Hendaknya Sâlik tidak kikir dengan shadaqah;
Seyogyanya Sâlik ridha dengan keadaan yang hina (di hadapan mahluk), lapar, menyembunyikan amal yang baik, senang dengan hinaan manusia, (Ittihâf al-Akâbir fi Sirah wa Manaqib al-Imam Muhyit al-Din abd al-Qâdir al-Jilani al-Hasani al-Khusaini wa Ba’du Masyahir Dzurriyatihi uli al-Fadli wa al-Ma’atsiri, halaman: 281-282).
Adab Sâlik terhadap Mursyid
Tidak melawan mursyid lahir batin;
Tidak durhaka kepada mursyid, karena orang yang durhaka adalah orang yang meniggalkan adab;
Sâlik harus memiliki husnuzhan (berprasangka baik) kepada mursyid walaupan mursyidnya melakukan perbuatan yang tidak disukai menurut kaca mata syara’, karena mursyid berusaha memberikan kalam matsal dan isyarah kepada Sâlik;
Jika Sâlik melihat aib mursyid maka Sâlik harus menutupinya;
Sâlik harus menta’wil ucapan mursyid sesuai dengan syara’, jika Sâlik tidak menemukan alasan secara syari’at maka Sâlik memintakan ampun kepada mursyid, mendoakannya, mendapatkan taufik, ilmu, sadar dan terjaga dari kesalahan;
Sâlik tidak beri’tikat bahwa mursyidnya adalah ma’shûm (terjaga dari maksiat), tapi mahfuzh (melakukan kesalahan dan meminta maaf);
Melanggengkan bersahabat dengan mursyid, karena persahabatan itu bisa menjadi wasilah antara Sâlik dan tuhannya;
Hendaknya Sâlik tidak meniggalkan mursyid sampai Sâlik sudah wusul kepada Allâh Swt;
Sâlik tidak boleh berbicara di depan mursyid kecuali dalam keadaan dharurat;
Sâlik tidak boleh menampakkan kelebihannya di depan mursyid;
Sâlik tidak menggelar sajadah di hadapan mursyid kecuali waktu shalat (menampakkan taat ibadah di hadapan mursyid dengan tujuan mendapatkan simpati dari mursyid);
Sâlik selalu siap sedia melayani (khidmat)kepada mursyid.

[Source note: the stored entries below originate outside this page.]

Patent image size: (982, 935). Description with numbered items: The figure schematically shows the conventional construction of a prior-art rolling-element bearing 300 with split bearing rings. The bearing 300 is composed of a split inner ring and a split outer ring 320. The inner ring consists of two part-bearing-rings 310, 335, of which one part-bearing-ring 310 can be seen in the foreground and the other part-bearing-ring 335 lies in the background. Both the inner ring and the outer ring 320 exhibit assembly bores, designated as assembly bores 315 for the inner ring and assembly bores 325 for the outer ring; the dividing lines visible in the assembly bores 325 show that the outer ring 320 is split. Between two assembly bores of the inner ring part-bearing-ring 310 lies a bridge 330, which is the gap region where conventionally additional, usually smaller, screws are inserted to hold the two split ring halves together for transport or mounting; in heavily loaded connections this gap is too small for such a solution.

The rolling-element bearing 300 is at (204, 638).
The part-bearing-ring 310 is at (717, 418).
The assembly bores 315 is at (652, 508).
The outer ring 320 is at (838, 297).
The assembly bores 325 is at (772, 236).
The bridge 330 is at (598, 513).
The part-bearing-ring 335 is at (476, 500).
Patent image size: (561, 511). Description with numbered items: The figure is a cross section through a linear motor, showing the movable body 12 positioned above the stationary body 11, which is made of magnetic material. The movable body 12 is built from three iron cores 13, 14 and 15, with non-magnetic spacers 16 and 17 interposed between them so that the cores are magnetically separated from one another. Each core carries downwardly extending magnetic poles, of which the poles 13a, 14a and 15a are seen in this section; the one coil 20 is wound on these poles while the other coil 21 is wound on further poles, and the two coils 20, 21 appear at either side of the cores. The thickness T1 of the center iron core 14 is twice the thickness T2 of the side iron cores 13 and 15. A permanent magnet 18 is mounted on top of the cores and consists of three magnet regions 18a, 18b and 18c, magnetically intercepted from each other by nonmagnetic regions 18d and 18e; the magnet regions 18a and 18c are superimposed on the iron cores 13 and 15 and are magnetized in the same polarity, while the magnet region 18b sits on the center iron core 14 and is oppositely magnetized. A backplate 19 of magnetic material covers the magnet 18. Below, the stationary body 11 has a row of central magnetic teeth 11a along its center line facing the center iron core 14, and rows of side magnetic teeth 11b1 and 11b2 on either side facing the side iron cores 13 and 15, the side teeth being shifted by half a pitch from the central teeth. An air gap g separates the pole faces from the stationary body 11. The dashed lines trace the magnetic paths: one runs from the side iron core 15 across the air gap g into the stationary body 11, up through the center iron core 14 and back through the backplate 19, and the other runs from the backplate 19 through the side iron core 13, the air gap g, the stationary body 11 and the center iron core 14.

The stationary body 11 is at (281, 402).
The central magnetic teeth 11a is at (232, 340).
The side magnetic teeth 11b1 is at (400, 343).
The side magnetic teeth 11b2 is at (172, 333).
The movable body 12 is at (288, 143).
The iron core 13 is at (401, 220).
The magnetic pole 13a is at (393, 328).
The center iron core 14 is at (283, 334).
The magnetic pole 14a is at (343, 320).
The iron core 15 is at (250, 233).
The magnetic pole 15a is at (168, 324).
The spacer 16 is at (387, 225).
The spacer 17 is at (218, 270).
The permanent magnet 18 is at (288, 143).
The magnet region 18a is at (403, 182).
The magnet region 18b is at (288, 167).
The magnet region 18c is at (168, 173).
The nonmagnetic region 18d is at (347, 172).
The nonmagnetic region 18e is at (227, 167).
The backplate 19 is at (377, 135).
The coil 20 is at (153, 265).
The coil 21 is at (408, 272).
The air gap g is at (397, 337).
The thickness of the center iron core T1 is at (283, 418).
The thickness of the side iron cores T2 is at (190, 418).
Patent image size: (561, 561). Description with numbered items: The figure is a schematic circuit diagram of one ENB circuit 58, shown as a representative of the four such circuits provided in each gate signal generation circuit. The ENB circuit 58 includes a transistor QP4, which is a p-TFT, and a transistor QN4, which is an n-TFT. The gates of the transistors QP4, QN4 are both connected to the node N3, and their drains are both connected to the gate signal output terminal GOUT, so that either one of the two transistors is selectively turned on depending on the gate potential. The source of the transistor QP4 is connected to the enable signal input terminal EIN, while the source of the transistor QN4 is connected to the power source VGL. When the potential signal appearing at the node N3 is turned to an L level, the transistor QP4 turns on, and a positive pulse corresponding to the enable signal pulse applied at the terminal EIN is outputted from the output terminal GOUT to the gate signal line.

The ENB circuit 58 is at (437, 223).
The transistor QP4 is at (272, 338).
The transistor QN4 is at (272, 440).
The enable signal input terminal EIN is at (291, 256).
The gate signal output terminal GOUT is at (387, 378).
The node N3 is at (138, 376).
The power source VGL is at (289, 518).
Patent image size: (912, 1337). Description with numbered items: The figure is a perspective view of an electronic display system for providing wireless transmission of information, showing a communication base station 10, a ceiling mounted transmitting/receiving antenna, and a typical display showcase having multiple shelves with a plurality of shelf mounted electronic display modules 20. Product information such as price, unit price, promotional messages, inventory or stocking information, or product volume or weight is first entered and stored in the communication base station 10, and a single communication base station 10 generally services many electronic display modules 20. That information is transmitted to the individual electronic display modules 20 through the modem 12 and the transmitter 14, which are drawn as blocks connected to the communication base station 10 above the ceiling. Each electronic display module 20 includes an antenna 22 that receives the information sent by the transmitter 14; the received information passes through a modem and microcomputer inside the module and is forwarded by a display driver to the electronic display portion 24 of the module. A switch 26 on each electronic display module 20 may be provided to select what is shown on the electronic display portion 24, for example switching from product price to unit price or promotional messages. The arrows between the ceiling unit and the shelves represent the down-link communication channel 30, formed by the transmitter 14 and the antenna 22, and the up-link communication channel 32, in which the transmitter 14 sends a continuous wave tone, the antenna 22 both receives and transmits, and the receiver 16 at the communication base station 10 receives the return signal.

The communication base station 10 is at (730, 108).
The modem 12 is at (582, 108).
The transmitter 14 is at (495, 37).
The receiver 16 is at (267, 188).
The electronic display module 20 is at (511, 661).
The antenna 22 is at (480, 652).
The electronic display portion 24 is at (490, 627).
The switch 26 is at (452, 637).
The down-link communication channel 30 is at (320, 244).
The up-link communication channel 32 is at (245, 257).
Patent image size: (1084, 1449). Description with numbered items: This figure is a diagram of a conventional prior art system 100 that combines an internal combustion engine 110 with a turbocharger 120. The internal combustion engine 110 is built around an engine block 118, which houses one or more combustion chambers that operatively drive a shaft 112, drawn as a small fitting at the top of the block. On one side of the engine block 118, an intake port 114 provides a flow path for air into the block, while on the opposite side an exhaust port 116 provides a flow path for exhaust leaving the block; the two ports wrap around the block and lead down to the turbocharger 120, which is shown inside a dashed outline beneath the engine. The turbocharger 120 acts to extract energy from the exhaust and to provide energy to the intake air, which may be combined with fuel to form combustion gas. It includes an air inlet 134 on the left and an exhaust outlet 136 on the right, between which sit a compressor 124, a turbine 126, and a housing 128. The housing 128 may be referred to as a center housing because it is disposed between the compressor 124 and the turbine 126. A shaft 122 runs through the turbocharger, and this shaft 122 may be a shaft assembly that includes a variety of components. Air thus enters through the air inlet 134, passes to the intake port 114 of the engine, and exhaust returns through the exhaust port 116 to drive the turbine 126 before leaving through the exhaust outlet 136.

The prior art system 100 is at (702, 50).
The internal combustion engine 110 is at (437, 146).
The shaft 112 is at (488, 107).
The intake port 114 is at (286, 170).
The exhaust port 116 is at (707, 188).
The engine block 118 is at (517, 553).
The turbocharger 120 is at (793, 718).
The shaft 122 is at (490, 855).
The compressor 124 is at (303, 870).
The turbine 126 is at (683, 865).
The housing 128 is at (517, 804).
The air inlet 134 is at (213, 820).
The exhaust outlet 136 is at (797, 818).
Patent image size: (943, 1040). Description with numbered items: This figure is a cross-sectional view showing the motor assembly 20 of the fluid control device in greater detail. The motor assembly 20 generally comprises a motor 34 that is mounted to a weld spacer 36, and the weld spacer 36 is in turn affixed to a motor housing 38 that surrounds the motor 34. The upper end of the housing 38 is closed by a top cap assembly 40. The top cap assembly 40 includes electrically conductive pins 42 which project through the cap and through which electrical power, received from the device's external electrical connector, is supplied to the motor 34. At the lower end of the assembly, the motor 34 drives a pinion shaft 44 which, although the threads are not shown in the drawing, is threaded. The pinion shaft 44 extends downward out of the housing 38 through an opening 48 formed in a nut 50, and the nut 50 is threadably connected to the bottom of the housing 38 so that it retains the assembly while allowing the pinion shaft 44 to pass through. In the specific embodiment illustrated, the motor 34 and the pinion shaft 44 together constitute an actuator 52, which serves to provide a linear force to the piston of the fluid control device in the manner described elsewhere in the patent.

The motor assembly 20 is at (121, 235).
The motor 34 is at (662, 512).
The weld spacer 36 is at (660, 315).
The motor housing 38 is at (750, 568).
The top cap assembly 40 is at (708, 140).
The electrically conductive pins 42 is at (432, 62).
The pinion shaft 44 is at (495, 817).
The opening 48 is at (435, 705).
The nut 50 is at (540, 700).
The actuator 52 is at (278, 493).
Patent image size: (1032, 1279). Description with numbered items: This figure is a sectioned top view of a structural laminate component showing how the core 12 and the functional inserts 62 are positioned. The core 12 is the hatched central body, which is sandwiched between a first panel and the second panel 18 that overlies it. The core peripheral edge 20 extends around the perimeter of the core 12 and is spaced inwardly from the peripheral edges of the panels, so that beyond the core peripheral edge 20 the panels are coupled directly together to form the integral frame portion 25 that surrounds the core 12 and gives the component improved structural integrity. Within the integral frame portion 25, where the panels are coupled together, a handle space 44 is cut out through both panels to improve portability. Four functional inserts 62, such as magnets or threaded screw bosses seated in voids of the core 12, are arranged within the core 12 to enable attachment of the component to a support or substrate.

Seyogyanya bagi Sâlik diam ketika mursyid memiliki masalah, walaupun jawaban mursyid kurang luas, bahkan Sâlik harus bersyukur kepada Allâh Swt. atas pemberian ilmu, keutamaan dan cahaya dalam hatinya.
Hendaknya bagi Sâlik tidak bergerak ketika mendengarkan ucapan mursyid kecuali atas peritah mursyid.
Sâlik tidak bersuara dengan keras dihadapan mursyid.
Sâlik tidak duduk di tempat duduk yang dikhususkan untuk mursyid.
Sâlik tidak beranjak dari tempat duduk atau keluar dari hadapan mursyid, kecuali atas isyarah atau perintahnya, (Ittihâf al-Akâbir fi Sirah wa Manaqib al-Imam Muhyit al-Din abd al-Qâdir al-Jilani al-Hasani al-Khusaini wa Ba’du Masyahir Dzurriyatihi uli al-Fadli wa al-Ma’atsiri, halaman: 282-286).
Adab antar Sâlik
Persahabatan harus saling mengalah (al-Itsar: lebih mementingkan sahabat daripada kepentingan dirinya), menerima apa adanya keadaan sahabat, melaksanakan persahabatan degan syarat saling berkhidmat (saling melayani).
Sâlik tidak memperdulikan haknya atas seseorang, tapi Sâlik memperdulikan hak orang lain atas dirinya.
Menampakkan kekompakan kepada sahabat baik secara ucapan ataupun perbuatan mereka.
Meninggalkan perselisihan, perdebatan terhadap sahabat.
Tidak boleh menyimpan dendam dalam hati kepada sahabat, (Ittihâf al-Akâbir fi Sirah wa Manaqib al-Imam Muhyit al-Din abd al-Qâdir al-Jilani al-Hasani al-Khusaini wa Ba’du Masyahir Dzurriyatihi uli al-Fadli wa al-Ma’atsiri, halaman: 287).